Solution
The matrix algebra can be dismaying and, if not carried out elegantly, can require an awful lot of (superfluous) algebraic manipulation. However, the situation is much simpler than it looks, because (creating the matrix $X$ by putting a column of ones in first, and then the column of independent values $(x_i)$ after it)
$$X^\prime X = \pmatrix{n & S_x \\ S_x & S_{xx}}$$
and
$$X^\prime y = \pmatrix{S_y & S_{xy}}$$
(The $S_{*}$ are handy--and fairly common--abbreviations for sums of the variables and their products). Thus, the normal equations for the estimates $\hat\beta = (\hat\beta_0, \hat\beta_1)$ are--when written out as simultaneous linear equations--merely
$$\matrix{n \hat\beta_0 + S_x\hat\beta_1 = S_y \\
S_x \hat\beta_0 + S_{xx}\hat\beta_1 = S_{xy},}$$
which are to be solved for $\hat\beta_0$ and $\hat\beta_1.$ Indeed, you don't really need to solve this ab initio: all you have to do at this point is check which formula for $\hat \beta_1$ actually works. That requires only elementary algebra. I won't show it because there's a better way that produces the same result in a much more illuminating and generalizable fashion.

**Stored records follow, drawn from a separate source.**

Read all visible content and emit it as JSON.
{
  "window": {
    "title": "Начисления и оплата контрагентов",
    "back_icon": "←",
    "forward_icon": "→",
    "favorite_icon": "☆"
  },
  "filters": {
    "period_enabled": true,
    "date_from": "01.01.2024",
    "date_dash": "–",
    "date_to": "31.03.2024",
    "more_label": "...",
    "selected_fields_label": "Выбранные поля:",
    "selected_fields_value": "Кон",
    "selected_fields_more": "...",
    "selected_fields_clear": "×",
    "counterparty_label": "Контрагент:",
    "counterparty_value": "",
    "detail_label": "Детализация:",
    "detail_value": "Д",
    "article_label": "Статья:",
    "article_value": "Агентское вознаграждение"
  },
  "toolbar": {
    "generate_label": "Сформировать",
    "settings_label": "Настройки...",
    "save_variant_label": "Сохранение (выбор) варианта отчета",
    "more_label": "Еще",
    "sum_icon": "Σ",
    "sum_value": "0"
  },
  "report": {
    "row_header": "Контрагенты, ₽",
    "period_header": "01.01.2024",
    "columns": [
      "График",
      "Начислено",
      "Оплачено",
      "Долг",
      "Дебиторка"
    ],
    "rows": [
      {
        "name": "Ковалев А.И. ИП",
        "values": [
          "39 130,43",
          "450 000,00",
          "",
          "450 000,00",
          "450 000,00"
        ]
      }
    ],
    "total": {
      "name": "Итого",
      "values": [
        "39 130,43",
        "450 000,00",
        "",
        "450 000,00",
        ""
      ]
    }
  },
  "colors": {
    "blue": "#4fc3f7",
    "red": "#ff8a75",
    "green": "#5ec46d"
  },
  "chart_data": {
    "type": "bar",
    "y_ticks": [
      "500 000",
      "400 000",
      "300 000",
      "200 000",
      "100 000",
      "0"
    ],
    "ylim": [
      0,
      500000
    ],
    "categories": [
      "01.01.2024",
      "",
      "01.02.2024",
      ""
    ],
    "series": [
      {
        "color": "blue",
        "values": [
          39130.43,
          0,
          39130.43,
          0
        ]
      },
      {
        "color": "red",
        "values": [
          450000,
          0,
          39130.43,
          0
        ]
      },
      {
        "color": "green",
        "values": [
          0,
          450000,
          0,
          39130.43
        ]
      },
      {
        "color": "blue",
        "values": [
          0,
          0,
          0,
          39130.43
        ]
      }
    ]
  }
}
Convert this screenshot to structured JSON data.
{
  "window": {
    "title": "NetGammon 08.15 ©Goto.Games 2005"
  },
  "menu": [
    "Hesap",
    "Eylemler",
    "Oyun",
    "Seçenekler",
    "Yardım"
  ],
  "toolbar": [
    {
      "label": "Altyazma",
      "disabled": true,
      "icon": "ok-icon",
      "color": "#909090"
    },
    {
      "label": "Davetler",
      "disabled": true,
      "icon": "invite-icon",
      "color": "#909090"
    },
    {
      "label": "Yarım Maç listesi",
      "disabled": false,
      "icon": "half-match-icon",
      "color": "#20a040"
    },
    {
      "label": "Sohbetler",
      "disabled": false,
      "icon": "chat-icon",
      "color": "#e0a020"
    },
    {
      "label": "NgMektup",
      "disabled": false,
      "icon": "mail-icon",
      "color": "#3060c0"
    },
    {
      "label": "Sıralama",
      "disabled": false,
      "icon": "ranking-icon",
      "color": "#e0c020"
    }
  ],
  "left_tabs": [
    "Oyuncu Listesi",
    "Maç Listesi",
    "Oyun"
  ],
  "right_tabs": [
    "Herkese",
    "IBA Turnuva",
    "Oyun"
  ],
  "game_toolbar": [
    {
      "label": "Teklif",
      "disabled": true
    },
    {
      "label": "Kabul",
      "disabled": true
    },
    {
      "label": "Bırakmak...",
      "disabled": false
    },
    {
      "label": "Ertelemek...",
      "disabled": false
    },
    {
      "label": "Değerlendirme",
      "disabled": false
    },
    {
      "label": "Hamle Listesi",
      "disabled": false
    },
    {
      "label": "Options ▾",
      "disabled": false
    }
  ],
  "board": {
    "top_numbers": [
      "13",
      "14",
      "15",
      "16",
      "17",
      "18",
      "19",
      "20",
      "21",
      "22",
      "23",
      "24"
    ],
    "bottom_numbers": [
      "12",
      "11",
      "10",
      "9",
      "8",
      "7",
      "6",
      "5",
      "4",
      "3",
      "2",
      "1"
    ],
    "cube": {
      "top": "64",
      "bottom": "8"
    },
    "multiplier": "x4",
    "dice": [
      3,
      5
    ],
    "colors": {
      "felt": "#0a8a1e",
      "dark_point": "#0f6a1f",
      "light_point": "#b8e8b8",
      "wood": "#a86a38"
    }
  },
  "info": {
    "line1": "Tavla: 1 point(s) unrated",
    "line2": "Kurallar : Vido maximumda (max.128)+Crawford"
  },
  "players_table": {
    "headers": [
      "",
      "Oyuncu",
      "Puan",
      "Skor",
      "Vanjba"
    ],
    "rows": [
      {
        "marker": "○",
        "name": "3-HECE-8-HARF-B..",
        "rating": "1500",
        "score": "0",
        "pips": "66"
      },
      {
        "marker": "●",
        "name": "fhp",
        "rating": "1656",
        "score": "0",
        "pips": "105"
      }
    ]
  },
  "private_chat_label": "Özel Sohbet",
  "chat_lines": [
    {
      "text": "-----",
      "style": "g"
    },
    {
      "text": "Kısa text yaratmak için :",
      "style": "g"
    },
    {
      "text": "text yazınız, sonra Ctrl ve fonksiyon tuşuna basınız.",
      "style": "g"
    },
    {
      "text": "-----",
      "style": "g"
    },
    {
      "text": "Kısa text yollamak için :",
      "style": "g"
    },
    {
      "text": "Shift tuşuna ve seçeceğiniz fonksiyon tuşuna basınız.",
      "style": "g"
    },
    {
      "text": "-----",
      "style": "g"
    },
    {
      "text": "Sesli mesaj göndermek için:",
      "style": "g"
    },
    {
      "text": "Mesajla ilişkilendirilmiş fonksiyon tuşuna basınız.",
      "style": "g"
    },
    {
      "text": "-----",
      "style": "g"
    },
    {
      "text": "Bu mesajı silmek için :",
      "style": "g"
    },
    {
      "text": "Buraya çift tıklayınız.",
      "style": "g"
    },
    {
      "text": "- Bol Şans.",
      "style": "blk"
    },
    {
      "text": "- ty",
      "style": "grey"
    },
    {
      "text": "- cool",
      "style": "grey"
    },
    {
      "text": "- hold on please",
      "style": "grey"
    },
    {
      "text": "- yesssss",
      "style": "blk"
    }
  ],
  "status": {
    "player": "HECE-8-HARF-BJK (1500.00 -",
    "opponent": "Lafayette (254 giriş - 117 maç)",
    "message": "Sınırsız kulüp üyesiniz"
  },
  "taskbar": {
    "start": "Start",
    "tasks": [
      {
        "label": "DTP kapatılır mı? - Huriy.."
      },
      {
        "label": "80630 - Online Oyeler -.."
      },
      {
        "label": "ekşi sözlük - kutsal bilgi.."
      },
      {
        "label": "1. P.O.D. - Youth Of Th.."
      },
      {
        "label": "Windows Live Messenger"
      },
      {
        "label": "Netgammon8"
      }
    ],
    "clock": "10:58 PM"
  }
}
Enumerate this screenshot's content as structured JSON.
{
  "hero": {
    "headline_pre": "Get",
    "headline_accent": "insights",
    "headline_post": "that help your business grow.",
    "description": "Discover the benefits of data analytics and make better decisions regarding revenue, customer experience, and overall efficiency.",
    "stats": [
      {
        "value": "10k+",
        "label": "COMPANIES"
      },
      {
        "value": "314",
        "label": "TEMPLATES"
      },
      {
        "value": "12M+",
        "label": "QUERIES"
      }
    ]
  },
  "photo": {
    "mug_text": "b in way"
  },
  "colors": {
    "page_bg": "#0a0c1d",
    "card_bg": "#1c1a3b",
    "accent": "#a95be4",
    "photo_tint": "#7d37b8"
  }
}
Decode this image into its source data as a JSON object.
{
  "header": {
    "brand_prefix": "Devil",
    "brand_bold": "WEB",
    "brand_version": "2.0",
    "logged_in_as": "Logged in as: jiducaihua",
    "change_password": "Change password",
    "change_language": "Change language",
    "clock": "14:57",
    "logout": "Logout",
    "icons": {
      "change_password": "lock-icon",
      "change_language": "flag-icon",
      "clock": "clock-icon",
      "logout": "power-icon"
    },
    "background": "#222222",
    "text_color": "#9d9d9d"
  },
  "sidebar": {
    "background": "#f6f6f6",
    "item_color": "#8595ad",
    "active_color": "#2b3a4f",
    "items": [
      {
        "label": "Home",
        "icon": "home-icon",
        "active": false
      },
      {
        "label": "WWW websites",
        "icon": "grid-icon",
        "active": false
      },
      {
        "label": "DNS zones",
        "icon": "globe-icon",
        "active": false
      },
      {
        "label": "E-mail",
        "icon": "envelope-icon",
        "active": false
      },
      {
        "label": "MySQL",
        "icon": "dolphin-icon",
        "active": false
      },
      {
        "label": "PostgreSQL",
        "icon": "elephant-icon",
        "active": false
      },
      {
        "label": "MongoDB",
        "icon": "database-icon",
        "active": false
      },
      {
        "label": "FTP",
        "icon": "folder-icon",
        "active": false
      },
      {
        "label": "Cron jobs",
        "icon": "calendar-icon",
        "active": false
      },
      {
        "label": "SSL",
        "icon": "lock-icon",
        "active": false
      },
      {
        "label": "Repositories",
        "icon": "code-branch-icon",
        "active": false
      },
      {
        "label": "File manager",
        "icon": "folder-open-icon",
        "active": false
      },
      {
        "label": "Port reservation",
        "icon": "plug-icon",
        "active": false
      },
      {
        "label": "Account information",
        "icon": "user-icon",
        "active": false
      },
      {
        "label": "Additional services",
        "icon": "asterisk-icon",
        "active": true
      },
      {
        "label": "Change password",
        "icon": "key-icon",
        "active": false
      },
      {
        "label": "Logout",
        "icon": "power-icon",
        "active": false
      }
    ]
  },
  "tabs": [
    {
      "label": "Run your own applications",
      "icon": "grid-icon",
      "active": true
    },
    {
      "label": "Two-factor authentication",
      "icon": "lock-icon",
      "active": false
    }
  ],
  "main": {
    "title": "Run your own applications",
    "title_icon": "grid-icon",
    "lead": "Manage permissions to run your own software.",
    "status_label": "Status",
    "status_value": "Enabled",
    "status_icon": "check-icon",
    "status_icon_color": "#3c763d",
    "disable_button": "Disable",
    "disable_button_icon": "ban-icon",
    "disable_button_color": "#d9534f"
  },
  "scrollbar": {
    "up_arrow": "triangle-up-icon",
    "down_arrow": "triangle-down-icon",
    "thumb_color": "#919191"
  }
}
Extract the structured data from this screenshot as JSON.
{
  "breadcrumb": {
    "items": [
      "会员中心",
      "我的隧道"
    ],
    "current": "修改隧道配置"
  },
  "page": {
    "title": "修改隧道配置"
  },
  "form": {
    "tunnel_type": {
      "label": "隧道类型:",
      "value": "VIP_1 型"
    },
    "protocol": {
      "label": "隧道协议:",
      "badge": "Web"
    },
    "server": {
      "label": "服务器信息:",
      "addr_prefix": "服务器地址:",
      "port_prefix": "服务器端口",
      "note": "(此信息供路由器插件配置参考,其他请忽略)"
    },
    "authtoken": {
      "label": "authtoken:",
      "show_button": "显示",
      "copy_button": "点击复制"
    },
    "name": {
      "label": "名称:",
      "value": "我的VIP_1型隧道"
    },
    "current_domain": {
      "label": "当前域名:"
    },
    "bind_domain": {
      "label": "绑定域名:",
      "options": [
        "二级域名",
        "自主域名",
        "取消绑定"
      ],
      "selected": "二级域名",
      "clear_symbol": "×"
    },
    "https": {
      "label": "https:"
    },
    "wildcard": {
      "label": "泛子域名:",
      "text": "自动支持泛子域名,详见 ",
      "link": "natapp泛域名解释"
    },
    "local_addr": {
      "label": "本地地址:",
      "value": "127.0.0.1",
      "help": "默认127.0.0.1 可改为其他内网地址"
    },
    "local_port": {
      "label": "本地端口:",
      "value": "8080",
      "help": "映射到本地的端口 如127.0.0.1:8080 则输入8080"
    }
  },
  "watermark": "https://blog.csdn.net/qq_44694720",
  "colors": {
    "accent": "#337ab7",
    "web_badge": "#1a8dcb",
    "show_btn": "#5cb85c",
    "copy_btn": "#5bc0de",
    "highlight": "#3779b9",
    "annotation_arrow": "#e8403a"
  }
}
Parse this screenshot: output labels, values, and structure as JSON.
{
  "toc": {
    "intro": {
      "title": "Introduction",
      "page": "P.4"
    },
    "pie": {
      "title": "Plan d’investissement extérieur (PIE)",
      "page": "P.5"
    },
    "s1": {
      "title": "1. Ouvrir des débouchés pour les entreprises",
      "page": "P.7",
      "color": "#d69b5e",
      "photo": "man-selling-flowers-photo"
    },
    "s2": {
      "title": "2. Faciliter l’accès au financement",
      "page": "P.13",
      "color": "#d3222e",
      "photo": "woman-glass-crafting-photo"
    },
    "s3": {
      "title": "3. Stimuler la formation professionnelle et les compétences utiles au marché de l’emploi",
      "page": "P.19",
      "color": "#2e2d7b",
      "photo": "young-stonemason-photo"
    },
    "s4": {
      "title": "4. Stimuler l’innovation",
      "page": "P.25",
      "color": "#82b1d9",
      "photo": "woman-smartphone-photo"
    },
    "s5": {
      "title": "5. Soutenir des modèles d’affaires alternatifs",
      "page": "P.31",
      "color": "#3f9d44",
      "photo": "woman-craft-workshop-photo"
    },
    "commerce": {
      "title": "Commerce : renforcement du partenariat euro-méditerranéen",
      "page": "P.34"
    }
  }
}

Motivation and Generalization
Recall that the normal equations are derived by considering the problem of minimizing the sum of squares of residuals,
$$\operatorname{SSR} = \sum_i \left(y_i - (\beta_0 + \beta_1 x_i)\right)^2.$$
The appearance of $\beta_0$ corresponds to a column of ones in $X$ while the appearance of $\beta_1$ corresponds to a column $(x_i)$ in $X$. In general, those columns are not orthogonal. (Recall that we say two vectors are orthogonal when their dot product is zero. Geometrically, this means they are perpendicular. See the references for more about this.) We can make them orthogonal by subtracting some multiple of one of them from the other. The easiest choice is to subtract a constant from each $x_i$ to make the result orthogonal to the constant column; that is, we seek a number $c$ for which
$$0 = (1,1,\ldots, 1) \cdot (x_1-c, x_2-c, \ldots, x_n-c) = \sum_{i} (1(x_i-c)) = Sx - nc.$$
The unique solution clearly is $c = Sx/n = \bar x,$ the mean of the $x_i.$ Accordingly, let's rewrite the model in terms of the "centered" variables $x_i-\bar x.$ It asks us to minimize
$$\operatorname{SSR} = \sum_i \left(y_i - (\beta_0 + \beta_1\bar x + \beta_1 (x_i-\bar x))\right)^2.$$
For simplicity, write the unknown constant term as
$$\alpha = \beta_0 + \beta_1 \bar x,$$
understanding that once solutions $\hat\alpha$ and $\hat\beta_1$ are obtained, we easily find the estimate
$$\hat\beta_0 = \hat\alpha - \hat\beta_1\bar x.$$
In terms of the unknowns $(\hat\alpha,\hat\beta_1)$ the Normal equations are now
$$\pmatrix{n & 0 \\ 0 & \sum_i(x_i-\bar x)^2}\pmatrix{\hat\alpha\\\hat\beta_1}=\pmatrix{Sy \\ \sum_i (x_i-\bar x)y_i}.$$
When written out as two simultaneous linear equations, each unknown is isolated in its own equation, which is simple to solve: this is what having orthogonal columns in $X$ achieves. In particular, the equation for $\hat\beta_1$ is
$$\sum_i(x_i-\bar x)^2\ \hat\beta_1 = \sum_i (x_i-\bar x)y_i.$$
It's a short and simple algebraic step from this to the desired result. (Use the fact that $\sum_i (x_i-\bar x)\bar y = 0.$)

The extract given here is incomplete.